The format is #LEN JSON. The whole command is built by four parts:

  1. The single # character
  2. LEN is a string representation of JSON length (theoretically the maximum supported value is UINT64_MAX but it is usually much lower. This value can be customized in SQLite Cloud but it can never exceed that maximum value). LEN does not include the length of the first +LEN part.
  3. A single space is used to separate LEN from JSON
  4. JSON is the string payload

SCSP NULL

The null type is encoded just as _ , which is just the underscore character followed by the space character.

SCSP Compression

Any value can be compressed and the format is %LEN COMPRESSED UNCOMPRESSED BUFFER. Compression is used ONLY if client notify the server that it supports compression with a dedicated command. Compression is performed using the high performance LZ4 algorithm (https://github.com/lz4/lz4). The whole command is built by six parts:

  1. The single % character
  2. LEN is a string representation of total command length
  3. A single space is used to separate LEN from COMPRESSED
  4. COMPRESSED is a string representation of the compressed BUFFER size
  5. UNCOMPRESSED is a string representation of the uncompressed BUFFER size
  6. BUFFER can be any SCSP value containing a UNCOMPRESSED SCSP header followed by LZ4 compressed data.

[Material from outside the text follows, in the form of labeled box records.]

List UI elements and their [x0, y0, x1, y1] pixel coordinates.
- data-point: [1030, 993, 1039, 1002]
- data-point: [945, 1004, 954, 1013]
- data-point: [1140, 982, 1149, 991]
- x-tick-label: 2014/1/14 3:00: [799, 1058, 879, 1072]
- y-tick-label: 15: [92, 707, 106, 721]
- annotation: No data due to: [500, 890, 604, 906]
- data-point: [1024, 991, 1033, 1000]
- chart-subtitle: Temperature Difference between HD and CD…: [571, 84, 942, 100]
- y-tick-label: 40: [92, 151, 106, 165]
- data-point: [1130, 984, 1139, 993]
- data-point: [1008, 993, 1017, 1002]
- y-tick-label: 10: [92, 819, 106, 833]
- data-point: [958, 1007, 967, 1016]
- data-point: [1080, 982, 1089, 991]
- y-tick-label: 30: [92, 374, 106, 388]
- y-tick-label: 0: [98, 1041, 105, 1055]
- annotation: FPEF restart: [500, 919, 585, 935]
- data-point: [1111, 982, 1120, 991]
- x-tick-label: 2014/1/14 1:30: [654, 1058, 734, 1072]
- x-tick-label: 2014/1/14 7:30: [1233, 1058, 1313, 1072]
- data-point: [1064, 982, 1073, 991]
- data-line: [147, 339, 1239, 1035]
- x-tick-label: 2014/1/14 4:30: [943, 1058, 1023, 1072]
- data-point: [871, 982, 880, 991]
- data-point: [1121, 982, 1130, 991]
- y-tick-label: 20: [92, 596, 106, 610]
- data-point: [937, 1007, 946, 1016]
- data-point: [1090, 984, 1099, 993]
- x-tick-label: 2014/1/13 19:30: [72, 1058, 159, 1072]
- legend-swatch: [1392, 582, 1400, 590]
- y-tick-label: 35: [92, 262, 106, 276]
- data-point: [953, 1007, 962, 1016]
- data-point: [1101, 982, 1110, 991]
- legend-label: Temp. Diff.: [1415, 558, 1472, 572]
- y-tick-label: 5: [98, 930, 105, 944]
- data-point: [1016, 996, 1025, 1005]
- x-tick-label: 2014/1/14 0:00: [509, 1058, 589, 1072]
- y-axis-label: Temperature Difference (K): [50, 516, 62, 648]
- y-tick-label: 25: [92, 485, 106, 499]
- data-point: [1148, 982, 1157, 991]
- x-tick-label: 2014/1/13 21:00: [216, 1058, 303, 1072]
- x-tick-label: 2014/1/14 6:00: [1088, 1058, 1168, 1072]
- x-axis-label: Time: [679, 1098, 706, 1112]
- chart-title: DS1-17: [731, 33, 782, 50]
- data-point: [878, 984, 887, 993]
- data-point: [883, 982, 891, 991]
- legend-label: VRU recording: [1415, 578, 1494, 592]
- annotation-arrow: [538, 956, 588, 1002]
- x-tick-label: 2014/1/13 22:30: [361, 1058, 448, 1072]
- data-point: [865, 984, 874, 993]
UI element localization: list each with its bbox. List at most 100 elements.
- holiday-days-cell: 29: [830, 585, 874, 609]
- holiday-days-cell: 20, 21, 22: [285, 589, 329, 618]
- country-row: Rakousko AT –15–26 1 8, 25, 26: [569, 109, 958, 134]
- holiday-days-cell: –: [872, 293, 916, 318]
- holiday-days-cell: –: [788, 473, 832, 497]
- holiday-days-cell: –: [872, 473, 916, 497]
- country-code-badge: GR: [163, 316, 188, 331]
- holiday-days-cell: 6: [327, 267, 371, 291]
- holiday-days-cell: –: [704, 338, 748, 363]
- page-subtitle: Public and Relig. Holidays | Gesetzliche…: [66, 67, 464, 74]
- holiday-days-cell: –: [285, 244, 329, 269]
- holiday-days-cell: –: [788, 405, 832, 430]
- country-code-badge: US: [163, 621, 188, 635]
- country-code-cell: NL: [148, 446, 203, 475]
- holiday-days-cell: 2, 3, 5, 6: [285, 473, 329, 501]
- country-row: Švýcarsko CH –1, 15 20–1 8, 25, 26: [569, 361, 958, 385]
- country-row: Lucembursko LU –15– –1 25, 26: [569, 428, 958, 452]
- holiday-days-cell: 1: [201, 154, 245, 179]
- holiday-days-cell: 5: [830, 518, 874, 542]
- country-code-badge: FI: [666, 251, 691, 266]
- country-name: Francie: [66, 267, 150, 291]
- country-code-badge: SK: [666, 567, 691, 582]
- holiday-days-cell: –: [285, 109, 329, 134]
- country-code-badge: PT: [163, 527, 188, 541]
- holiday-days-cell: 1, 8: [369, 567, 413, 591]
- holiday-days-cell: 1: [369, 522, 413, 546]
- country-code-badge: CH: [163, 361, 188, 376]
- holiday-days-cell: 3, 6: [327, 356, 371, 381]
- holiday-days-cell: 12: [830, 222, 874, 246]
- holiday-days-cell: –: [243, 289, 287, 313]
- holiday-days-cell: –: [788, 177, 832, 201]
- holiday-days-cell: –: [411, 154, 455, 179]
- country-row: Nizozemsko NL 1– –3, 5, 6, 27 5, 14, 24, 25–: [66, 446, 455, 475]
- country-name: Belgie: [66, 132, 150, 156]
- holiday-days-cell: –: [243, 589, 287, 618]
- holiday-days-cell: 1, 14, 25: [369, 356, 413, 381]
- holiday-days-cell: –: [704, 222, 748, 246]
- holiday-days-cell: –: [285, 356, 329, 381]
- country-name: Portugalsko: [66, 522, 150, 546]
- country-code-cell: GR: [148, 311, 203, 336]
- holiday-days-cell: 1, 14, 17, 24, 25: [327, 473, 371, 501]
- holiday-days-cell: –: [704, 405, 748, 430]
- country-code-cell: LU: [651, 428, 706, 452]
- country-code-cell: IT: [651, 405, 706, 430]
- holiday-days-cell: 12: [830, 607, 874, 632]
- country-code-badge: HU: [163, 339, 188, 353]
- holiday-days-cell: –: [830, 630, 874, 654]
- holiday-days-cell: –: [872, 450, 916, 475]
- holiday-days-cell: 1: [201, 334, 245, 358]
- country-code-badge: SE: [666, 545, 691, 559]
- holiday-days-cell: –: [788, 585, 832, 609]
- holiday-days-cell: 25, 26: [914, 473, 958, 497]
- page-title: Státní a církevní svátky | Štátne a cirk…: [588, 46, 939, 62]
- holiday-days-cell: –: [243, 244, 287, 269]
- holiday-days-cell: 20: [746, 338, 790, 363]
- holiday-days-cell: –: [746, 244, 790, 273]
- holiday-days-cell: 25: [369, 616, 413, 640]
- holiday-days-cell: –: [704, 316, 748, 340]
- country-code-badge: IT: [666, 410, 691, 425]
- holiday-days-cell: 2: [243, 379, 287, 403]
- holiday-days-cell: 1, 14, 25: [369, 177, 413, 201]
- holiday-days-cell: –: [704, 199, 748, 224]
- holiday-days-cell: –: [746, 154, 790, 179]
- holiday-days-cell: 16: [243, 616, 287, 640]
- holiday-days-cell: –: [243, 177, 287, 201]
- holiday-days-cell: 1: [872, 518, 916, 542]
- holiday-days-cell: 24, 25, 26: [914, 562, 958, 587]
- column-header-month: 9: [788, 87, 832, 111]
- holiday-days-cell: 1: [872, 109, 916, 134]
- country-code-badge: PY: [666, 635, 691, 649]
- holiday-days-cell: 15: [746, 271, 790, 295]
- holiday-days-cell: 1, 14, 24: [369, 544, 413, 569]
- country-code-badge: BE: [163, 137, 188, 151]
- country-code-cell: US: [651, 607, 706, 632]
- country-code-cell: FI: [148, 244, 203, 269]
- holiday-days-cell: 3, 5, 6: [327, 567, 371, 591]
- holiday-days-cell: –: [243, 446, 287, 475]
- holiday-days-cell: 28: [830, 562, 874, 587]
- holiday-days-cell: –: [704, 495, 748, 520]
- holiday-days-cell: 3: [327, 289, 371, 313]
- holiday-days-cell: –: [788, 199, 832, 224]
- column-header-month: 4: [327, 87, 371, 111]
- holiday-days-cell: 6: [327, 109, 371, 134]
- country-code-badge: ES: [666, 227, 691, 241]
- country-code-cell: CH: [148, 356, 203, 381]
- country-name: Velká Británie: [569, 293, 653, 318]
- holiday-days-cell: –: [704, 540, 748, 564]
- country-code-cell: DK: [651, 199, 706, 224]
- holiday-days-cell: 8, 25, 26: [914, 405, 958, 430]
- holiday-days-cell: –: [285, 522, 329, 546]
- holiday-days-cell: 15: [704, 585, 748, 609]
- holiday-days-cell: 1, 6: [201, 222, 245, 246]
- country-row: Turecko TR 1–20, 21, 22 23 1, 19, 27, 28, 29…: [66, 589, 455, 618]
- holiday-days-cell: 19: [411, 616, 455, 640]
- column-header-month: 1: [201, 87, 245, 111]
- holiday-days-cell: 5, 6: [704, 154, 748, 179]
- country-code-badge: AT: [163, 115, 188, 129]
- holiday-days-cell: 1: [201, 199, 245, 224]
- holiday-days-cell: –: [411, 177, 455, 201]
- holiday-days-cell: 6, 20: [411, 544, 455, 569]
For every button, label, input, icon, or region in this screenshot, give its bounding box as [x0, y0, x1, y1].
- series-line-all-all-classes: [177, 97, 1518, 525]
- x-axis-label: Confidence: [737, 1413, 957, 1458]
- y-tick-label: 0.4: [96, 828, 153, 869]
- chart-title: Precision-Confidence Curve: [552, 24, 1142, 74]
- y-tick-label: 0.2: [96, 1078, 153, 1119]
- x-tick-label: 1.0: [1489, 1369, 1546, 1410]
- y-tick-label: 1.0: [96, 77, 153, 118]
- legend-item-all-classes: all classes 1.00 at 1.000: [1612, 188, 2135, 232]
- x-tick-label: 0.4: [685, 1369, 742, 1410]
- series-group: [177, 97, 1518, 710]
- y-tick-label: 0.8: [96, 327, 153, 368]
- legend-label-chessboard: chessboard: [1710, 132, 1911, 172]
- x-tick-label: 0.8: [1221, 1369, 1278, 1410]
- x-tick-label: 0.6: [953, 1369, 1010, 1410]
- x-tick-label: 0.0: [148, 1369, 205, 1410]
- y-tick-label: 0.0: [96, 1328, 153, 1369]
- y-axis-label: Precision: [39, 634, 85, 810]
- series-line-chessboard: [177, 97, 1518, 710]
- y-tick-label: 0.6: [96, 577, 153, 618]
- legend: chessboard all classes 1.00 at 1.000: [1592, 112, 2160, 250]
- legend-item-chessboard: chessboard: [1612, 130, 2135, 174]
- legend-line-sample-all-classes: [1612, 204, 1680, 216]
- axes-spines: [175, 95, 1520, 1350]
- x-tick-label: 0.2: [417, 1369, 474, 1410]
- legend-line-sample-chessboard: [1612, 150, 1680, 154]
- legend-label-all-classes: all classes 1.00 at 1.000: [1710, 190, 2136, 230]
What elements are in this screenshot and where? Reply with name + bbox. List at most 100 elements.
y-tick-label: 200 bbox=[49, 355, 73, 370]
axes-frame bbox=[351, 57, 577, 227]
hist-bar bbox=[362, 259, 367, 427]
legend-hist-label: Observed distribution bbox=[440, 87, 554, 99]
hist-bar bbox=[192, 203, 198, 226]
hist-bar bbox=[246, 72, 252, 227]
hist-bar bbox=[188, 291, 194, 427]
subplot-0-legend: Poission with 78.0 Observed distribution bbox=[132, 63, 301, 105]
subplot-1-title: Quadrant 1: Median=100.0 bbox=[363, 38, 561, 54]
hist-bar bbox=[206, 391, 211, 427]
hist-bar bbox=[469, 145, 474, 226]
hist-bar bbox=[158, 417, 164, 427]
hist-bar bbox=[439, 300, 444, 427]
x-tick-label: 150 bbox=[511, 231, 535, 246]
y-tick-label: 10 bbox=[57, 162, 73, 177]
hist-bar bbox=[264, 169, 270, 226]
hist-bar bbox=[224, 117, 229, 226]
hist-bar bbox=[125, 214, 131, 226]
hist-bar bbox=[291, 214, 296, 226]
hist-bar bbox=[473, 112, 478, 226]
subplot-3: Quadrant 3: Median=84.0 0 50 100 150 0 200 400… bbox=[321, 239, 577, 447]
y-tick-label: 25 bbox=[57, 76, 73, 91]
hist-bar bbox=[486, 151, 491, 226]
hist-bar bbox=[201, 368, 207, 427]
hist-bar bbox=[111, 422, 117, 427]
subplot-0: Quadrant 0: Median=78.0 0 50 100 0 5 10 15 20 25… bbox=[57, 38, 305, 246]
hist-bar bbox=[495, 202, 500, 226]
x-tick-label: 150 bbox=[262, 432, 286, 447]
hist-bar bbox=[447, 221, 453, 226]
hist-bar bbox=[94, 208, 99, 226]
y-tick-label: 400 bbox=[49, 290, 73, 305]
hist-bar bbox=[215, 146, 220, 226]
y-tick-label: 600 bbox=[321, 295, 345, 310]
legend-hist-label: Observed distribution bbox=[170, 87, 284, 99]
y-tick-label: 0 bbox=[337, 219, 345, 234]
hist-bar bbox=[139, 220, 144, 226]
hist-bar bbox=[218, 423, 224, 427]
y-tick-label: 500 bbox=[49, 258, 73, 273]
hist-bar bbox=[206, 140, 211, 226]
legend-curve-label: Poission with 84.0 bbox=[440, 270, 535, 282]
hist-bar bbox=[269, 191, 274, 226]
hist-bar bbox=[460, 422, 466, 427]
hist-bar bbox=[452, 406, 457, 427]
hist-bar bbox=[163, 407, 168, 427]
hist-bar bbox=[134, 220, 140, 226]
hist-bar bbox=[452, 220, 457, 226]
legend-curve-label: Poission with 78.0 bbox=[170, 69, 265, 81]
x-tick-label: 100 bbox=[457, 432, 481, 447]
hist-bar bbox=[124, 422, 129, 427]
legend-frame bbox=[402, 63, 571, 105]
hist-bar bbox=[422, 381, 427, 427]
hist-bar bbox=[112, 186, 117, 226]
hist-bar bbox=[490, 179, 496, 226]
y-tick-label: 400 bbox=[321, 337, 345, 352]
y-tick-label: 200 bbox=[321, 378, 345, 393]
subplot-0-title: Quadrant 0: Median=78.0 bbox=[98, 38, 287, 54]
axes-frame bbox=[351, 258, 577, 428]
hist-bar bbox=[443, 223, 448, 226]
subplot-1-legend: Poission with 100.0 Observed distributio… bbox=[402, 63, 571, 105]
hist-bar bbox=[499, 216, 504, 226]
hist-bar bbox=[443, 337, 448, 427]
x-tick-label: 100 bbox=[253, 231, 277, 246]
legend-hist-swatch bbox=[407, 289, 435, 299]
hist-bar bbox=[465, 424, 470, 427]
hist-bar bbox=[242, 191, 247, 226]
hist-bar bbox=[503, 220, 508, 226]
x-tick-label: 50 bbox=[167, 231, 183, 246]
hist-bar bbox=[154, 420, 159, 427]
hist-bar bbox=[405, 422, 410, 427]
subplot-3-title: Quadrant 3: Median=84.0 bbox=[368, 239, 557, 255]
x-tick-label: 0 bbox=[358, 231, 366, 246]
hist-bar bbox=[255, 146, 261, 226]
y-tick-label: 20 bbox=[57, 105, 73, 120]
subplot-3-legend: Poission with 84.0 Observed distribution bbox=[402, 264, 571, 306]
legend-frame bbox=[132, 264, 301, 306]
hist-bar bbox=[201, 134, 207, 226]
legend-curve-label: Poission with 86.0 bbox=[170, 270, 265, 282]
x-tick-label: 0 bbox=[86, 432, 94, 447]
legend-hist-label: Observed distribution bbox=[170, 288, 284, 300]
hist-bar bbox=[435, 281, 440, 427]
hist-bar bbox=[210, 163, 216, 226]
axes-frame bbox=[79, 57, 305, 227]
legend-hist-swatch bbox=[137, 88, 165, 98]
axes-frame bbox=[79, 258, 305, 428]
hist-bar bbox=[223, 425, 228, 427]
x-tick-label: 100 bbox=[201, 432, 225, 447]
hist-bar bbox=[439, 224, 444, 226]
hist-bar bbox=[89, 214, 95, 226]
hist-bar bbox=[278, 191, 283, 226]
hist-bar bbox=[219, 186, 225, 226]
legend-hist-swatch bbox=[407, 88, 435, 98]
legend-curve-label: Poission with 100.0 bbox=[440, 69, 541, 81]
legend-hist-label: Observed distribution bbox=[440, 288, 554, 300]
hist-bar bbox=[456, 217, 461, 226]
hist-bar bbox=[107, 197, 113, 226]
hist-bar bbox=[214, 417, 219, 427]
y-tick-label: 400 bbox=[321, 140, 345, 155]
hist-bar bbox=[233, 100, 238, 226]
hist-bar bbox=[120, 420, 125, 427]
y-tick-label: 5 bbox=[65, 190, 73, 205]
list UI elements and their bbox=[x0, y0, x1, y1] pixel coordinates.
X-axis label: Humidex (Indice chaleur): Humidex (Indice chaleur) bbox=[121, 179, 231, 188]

At the time of this writing, the only supported compressed SCSP value is the Rowset. In the chunked version, the /LEN header is replaced by /0 (for performance optimizations on the server side). The data LEN value is equivalent to the UNCOMPRESSED value of the initial compression header.

SCSP Command

The format is ^LEN COMMAND. The whole command is built by four parts:

  1. The single ^ character
  2. LEN is a string representation of COMMAND length (theoretically the maximum supported value is UINT64_MAX but it is usually much lower. This value can be customized in SQLite Cloud but it can never exceed that maximum value). LEN does not include the length of the first +LEN part.
  3. A single space is used to separate LEN from COMMAND
  4. COMMAND is the raw string to be executed as is on client side

SCSP Reconnect

The format is @LEN COMMAND. The whole command is built by four parts:

  1. The single ^ character
  2. LEN is a string representation of COMMAND length (theoretically the maximum supported value is UINT64_MAX but it is usually much lower. This value can be customized in SQLite Cloud but it can never exceed that maximum value). LEN does not include the length of the first +LEN part.
  3. A single space is used to separate LEN from COMMAND
  4. COMMAND is the raw string to be parsed and to be used to close current connection and reconnect to a new host. This reply is not used in the current implementation.

SCSP Array

The format is =LEN N VALUE1 VALUE2 ... VALUEN. The whole command is built by N+3 parts:

  1. The single = character
  2. LEN is a string representation of the whole command. LEN does not include the length of the first =LEN part.
  3. N is the number of items in the array
  4. N values separated by a space character

SQLite Statements

SQLite statements are usually sent from client to server as SCSP Strings.
In case of bindings the whole statement can be sent as SCSP Array.

The server replies to READ statements (like SELECT) with a SCSP Rowset or SCSP Rowset Chunk. In case of WRITE statements (like INSERT, UPDATE, DELETE) the SQLite Cloud server replies with a SCSP Array in the following format: =LEN 6 TYPE INDEX ROWID CHANGES TOTAL_CHANGES FINALIZED:

  1. TYPE is always 10 in this case
  2. INDEX is always 0 in this case
  3. ROWID is the result of the sqlite3_last_insert_rowid function
  4. CHANGES is the result of the sqlite3_changes64 function
  5. TOTAL_CHANGES is the result of the sqlite3_total_changes64 function
  6. FINALIZED is always 1 in this case

Last revision: January 24th, 2024